As photographers the call of the wild will often take us out of the studio. This is a simple enough itch to scratch if you want to photograph somewhere nearby. What happens if you need to shoot an environmental portrait – on location – across the country, or a beautiful landscape on the other side of the world? Plane travel is now involved and the costs can add up quick for traveling photographers. I’m going to share a couple tips with you, that I’ve picked up along the way, to help you save some cash and stay on budget.
The main areas to consider when flying are:
- Discount programs
- Mileage Deals or Rewards
- Best times to fly
- Avoiding Costly Fees
You may qualify for discount programs already and not even know it. Anyone can be AAA members, and they offer discounts on virtually anything a traveler could want such as: airfare, hotels and rental cars. Another great place to look is in the “Member Benefit” area of you national photo organizations. My ASMP membership pays for itself every year just by using the discount programs they have set up with major companies across the US.
If you can stand the occasional SPAM email then the next best place to find deals on flights is in your inbox. By signing up directly to an airline’s mailing list, you get discounts on flights and combo deals (flight + rental car + hotel) on a weekly basis. They generally get sent out every Tuesday morning, so there’s a piece of junk mail you can look forward to when planning any kind of travel.
Most of us out there have a number of credit cards. By monitoring your credit and the different promotions that banks are running, you can score free air miles or maybe an entire trip, just by switching cards occasionally. I don’t recommend doing this often, but if you’re in the market for a new credit card, look into one that offers a signing bonus in the form of air miles. They usually partner with a specific airline like Delta or Southwest, so read the fine print to be sure that the specific airline flies where and when you want to go!
When to fly?
This brings us to the topic of “when to fly”. If you have some flexibility in your travel dates you can usually save a good deal of money. For example everyone knows that flying around holidays is really expensive, but if you can fly ON the actual holiday prices are drastically cheaper. I’ve flow from Tampa to Los Angeles on Christmas day for a fraction of what it would have cost me the day after. Generally speaking weekends are going to cost more because the demand is higher, so if you can travel on a Tuesday through Thursday instead you’ll usually find cheaper fares. Also last minute booking with a major airline can be disastrous for your travel budget. When booking within a week of your flight date airlines figure it is for “Business travel” and gouge on the rates, regardless of where you sit on the plane. This practice is less common in “budget” airlines, so if you have to fly last minute you may want to look into the likes of Jet Blue, Southwest, Airtran etc.
At the beginning of 2012 the U.S. Department of Transportation mandated that airlines be more upfront – or all-inclusive – when advertising their fares. This allows for more apples to apples comparison when shopping around, but there are still plenty of places to run up the overall cost of your flight. Meaning we’ve finally come to the dreaded fees. By anticipating your travel needs and researching a specific airline’s fee structure you’ll be prepared, rather than blindsided by fees upon reaching the airport. Unfortunately as photographer’s we must often travel with extra gear, which means extra bags (heavy bags) and extra baggage fees… and these fees keep going up.
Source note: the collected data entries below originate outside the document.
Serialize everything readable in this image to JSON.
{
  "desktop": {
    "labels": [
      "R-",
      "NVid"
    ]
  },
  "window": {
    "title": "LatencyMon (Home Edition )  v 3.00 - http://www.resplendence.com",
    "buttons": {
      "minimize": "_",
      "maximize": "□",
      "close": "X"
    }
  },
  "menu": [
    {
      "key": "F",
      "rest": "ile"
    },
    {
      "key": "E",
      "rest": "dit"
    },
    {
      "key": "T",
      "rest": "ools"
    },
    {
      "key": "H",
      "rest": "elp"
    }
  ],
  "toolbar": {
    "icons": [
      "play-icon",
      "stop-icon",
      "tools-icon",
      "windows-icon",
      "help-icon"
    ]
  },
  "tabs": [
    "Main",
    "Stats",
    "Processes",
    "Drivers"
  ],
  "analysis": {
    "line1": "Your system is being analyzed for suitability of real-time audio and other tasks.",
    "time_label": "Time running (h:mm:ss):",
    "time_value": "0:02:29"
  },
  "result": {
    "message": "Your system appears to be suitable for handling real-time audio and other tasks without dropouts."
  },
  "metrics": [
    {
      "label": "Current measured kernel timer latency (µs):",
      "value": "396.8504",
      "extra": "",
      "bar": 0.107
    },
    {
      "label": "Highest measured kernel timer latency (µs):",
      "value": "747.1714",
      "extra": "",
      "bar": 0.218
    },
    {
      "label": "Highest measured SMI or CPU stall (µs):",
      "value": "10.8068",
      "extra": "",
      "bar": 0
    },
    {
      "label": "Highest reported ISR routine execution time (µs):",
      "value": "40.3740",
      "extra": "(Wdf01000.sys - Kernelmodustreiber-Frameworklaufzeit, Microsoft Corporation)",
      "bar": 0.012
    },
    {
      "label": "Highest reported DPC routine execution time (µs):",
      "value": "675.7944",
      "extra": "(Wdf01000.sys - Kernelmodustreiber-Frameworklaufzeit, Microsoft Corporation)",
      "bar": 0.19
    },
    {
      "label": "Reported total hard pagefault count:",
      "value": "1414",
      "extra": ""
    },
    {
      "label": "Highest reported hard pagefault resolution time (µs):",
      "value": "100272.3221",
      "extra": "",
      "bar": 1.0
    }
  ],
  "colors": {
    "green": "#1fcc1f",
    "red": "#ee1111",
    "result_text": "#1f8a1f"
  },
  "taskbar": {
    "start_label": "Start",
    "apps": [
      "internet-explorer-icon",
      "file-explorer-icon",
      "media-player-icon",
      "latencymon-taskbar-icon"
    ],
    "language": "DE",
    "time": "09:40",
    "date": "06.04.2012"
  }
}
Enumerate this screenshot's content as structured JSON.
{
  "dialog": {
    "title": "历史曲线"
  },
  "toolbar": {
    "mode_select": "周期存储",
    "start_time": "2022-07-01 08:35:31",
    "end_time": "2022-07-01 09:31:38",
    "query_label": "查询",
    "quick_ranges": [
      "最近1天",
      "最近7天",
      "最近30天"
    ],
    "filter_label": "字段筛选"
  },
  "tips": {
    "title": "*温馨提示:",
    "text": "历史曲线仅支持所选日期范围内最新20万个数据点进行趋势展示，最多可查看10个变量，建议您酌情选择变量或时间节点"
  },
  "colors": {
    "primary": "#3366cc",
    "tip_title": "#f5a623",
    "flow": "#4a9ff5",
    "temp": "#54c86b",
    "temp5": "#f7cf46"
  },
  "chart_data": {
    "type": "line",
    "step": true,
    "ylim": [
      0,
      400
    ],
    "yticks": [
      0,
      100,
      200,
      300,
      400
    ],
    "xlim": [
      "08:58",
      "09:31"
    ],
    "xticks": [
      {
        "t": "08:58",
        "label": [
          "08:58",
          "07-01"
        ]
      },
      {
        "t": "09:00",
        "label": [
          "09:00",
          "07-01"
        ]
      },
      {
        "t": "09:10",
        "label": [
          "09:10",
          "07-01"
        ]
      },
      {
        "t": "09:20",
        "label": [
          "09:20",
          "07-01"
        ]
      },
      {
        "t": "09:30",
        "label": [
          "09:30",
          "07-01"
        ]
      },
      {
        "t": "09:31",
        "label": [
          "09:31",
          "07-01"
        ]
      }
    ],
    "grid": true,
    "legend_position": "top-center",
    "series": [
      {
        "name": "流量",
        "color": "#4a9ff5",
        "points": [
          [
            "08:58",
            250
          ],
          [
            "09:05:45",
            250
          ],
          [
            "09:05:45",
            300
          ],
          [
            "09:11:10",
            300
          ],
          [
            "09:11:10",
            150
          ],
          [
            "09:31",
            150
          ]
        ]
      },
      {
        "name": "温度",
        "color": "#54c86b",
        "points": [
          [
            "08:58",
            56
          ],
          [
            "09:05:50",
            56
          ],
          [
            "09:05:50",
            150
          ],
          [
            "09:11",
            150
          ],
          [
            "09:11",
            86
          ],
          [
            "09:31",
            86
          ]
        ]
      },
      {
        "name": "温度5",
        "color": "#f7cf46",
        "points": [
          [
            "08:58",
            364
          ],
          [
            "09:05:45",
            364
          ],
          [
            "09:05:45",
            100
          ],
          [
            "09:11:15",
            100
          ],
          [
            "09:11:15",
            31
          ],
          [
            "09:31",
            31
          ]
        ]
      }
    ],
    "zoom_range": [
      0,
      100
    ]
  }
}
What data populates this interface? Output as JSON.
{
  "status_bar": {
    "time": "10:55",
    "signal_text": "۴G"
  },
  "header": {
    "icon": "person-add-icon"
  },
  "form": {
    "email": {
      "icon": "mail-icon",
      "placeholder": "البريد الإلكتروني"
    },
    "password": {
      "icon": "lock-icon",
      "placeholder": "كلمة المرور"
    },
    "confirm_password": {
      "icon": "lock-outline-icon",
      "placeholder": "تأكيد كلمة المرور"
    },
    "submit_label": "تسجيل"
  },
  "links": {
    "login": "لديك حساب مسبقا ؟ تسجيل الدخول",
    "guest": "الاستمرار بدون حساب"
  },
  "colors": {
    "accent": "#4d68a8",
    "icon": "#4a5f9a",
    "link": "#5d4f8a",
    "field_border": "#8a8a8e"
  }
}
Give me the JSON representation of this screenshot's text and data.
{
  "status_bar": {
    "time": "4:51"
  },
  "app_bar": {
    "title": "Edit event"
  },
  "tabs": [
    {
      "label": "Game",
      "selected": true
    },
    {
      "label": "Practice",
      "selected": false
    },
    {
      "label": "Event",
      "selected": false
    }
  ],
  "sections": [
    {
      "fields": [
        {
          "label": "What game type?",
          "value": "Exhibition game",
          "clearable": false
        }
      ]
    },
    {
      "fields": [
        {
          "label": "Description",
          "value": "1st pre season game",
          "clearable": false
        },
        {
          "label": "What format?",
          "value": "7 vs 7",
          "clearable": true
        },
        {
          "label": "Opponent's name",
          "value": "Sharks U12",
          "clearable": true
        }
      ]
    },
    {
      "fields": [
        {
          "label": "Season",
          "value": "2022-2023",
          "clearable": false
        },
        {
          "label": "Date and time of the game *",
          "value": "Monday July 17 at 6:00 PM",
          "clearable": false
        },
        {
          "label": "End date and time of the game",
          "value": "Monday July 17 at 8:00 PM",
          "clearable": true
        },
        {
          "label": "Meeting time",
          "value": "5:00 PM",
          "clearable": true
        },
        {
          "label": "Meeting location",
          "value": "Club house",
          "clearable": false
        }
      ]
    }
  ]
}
Some airlines such as Jet Blue and Southwest let the first 1 or 2 bags (under 50lbs) fly free. So that lack of baggage fee should be worked into the flight costs as you’re comparing fares. Back to the credit card perks for a minute, airlines like Delta allow a free bag or two as well, IF you signup for one of their affiliated banks credit card promos.
Generally you’ll have to foot the bill though, and to minimize this cost look up the specific baggage fees for the airline you intend to fly with. You usually want to keep each bag’s weight below 50lbs so it isn’t classified as overweight, which costs more. Also reference the size, as oversized bags cost more too. Carry-on luggage is still free on many airlines, so if you can carry it on it will save you money. Expensive and fragile things like camera bodies and lenses should ALWAYS be carried on. Doing this juggling act before arriving at the luggage counter will save you money and time on every trip.
A final fee that springs up often for a photographer on the road is the cancellation or reservation change fee. Read the fine print when booking your tickets because these fees aren’t cheap! If you ever run across a discounted fare, web only special, or short time promo price, they are usually non-refundable tickets. The discount is usually worth it, but if you think your travel dates may change last minute, you could find yourself on the hook for some cash to change your flight.
Taking the time to do the research and arming yourself with this info will save you money and help you have a more relaxing travel experience. A cool head and extra cash in hand sound like great ways to arrive at your location ready to create some great new photographs. Safe Travels!